The disunity also led, inexcusably, to the politicization of the coronavirus. The Coronavirus Cabinet would decide on one series of lockdown measures, after days of listening to top health officials, only to be overruled by some Knesset committee whose head was looking to curry favor with an interest group by easing restrictions intended for it.

But it didn’t stop there. Mayors — whose expertise is collecting garbage, not the coronavirus — announced their refusal to enforce even the Knesset’s whittled down restrictions. Everyone is an expert and anything goes, if it means garnering a few votes and headlines.

As MK Rabbi Yaakov Asher (United Torah Judaism), head of the Knesset Law Committee, observed last week, “There is a new corona mutation of politicization.” He was upset at members of his own committee who voted against a third lockdown despite the clear need to impose it (he wasn’t present at that vote because he was home fighting off COVID-19).

“It’s beginning to be in the style of ‘let’s harm health and pass the electoral threshold [by easing restrictions for one sector or another].’ This competition — who unravels the lockdown faster — is a mistake we will pay for.”

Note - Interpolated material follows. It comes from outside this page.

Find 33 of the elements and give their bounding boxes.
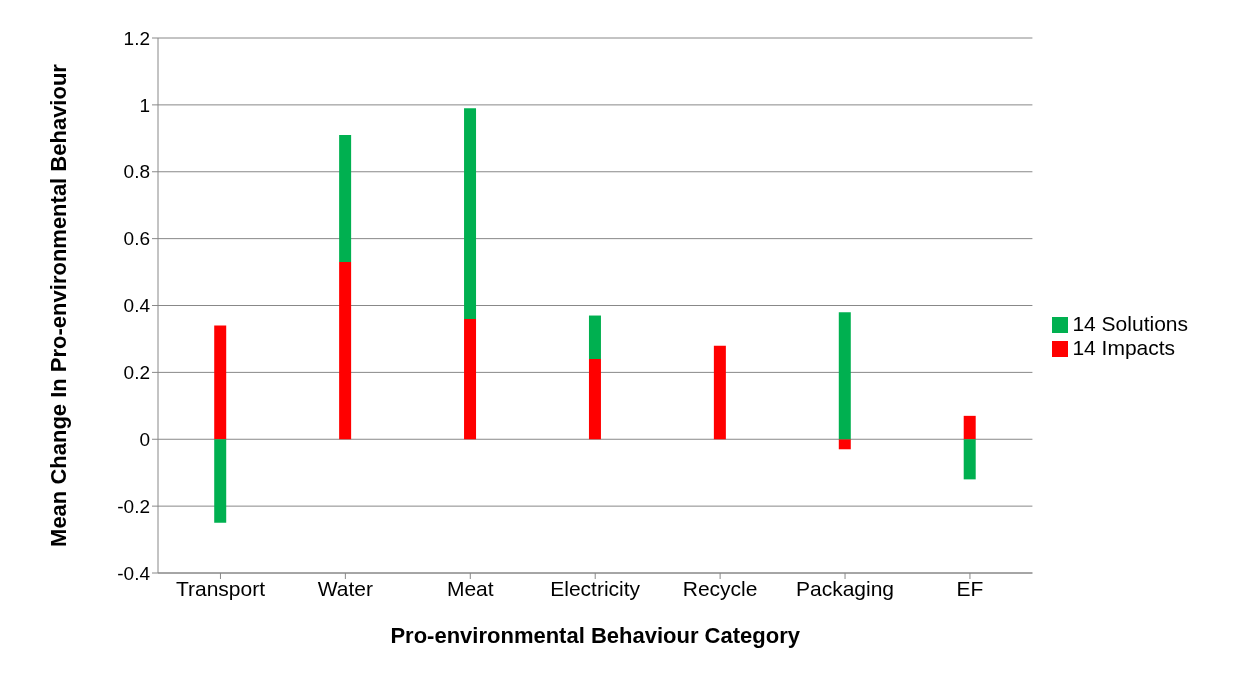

Politics and divisiveness are responsible for the country being run without an updated budget, with catastrophic results. Education, health, welfare and defense have needs that have changed dramatically over the past two years, but must still make do with what they received in 2018.

Moreover, the economy is in dire need of reforms, in taxation, in retirement regulations and in other areas, whose delay is having a devastating impact on an economy already hobbled by the coronavirus.

When historians look back at this period, they will refer to it as the Era of Wasted Opportunity. Prime Minister Binyamin Netanyahu no doubt bears a large share of the blame, but he’s not the only one.

With the country so divided, electoral reform is needed to allow the formation of a cohesive government, capable of leading, in one direction or another.